But would a dual-OS smartphone set the market on fire? And have people falling over themselves to buy HTC’s phones? Probably not. It seems unlikely that a more complex smartphone experience is what the majority craves.

That said, a WinDroid would stand out from the Android crowd — on merit of difference and Microsoft marketing cash. It would also give Windows Phone the benefit of (quasi-)access to Android’s massive app ecosystem. (Ok, you’d be switching back to Android to run those apps but if lack of apps is preventing WP adoption consider that a ‘workaround’).

So there are perhaps worse nuclear options HTC could consider. Ultimately, the market’s reaction to an HTC-branded WinDroid would depend on what kind of software extras are bundled in and flagged up to sell the concept. So really, it comes back to marketing again.

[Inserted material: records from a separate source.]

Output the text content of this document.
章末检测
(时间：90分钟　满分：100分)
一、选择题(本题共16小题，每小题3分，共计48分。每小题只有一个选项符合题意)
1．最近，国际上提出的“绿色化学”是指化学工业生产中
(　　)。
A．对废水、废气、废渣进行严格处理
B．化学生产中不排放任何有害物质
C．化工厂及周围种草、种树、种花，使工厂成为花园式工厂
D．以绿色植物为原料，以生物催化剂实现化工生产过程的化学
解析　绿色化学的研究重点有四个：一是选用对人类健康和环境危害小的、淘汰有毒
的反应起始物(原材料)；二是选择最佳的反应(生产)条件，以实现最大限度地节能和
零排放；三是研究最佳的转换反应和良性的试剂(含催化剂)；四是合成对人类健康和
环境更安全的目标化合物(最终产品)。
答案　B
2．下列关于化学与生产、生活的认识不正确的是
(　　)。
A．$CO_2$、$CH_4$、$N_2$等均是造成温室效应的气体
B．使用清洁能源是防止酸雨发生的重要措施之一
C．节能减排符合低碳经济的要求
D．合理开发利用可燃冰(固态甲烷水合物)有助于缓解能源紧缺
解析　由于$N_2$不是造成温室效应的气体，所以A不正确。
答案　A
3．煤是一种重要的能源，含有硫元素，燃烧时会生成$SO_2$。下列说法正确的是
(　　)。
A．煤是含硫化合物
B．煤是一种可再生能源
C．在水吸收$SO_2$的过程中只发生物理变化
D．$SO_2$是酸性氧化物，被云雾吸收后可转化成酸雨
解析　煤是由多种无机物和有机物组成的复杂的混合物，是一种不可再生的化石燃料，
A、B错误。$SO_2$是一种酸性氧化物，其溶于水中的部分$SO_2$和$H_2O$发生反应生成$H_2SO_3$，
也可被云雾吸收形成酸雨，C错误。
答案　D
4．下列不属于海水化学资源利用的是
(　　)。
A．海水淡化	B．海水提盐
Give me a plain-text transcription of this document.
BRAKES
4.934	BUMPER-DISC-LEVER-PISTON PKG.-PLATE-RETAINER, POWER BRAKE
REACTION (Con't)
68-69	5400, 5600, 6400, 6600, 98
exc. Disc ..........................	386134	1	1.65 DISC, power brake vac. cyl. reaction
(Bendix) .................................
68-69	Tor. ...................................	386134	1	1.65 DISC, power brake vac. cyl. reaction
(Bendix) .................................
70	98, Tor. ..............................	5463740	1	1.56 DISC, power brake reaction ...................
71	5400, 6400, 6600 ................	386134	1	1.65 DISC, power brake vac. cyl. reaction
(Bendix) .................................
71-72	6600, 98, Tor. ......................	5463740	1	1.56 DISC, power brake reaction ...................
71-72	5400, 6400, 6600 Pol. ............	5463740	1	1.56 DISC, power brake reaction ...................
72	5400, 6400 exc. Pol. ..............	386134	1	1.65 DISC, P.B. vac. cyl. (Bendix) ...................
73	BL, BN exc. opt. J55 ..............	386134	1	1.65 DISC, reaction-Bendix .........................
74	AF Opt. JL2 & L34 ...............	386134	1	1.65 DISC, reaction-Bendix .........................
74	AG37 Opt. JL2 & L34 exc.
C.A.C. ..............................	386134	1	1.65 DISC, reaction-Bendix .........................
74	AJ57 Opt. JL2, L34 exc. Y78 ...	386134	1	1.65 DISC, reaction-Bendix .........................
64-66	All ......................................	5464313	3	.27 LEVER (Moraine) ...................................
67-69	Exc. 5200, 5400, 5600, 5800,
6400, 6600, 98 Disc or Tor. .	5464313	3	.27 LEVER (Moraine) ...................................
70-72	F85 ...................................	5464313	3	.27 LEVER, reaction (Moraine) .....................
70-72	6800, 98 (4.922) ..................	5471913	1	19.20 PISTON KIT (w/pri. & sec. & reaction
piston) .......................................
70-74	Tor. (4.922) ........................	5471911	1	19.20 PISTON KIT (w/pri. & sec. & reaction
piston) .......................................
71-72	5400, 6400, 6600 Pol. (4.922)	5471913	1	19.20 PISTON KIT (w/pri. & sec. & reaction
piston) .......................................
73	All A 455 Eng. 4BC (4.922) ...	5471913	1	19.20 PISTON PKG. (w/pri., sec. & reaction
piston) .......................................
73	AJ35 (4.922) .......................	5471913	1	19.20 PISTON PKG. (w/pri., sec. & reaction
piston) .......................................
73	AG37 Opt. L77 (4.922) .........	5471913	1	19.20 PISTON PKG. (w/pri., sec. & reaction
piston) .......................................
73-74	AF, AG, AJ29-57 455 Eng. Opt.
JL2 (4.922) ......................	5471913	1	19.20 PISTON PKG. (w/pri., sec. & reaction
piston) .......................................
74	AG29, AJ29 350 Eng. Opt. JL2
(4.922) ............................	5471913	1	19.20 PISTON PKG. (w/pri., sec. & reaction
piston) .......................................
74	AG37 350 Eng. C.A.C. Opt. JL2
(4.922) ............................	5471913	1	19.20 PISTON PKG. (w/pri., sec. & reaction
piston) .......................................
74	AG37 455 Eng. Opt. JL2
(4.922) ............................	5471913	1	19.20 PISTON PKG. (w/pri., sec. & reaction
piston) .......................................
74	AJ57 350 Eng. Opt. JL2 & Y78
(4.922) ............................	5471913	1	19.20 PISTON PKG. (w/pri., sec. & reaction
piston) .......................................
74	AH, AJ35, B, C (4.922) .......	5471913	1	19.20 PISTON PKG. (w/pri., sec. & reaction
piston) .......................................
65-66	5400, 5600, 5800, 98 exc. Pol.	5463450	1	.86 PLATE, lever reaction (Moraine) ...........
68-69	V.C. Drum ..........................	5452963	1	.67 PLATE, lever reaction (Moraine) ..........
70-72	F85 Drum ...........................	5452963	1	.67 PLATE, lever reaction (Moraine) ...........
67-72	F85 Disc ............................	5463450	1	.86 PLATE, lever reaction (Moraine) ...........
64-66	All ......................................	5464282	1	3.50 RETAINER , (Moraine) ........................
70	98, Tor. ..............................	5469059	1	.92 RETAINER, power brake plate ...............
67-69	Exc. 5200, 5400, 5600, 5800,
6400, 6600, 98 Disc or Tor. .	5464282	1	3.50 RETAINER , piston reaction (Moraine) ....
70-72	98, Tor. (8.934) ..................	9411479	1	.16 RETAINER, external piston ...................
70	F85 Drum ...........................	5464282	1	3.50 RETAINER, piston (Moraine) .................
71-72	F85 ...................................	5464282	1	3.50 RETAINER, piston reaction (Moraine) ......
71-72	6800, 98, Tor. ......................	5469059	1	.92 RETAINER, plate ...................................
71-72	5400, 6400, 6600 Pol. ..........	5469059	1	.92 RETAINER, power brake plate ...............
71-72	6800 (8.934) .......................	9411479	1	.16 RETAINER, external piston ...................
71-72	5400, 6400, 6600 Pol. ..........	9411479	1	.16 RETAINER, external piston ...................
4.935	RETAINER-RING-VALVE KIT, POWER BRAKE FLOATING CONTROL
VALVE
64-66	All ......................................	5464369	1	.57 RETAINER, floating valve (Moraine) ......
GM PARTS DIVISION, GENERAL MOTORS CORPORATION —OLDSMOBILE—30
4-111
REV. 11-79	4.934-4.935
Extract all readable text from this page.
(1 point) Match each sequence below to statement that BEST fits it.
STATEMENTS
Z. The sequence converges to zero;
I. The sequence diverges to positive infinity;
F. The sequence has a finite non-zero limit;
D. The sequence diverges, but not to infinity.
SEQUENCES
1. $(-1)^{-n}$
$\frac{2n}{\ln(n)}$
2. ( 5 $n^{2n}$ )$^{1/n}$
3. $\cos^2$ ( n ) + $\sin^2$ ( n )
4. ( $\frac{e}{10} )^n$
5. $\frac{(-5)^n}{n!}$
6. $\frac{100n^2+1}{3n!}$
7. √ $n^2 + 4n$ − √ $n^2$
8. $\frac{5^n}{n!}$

That said, difference is all too often met with indifference in the mobile market. The problem that Microsoft’s and Facebook’s mobile efforts have faced (and continue to face) is that most people aren’t unhappy with their devices. People don’t have a problem with a ‘grid of apps’. Actually users really love apps.

Bottom line: Samsung and Apple have a lot of very satisfied customers, with zero inclination to switch. It’s that indifference that try-hards like Nokia, BlackBerry, HTC, Microsoft are finding all but impossible to crack.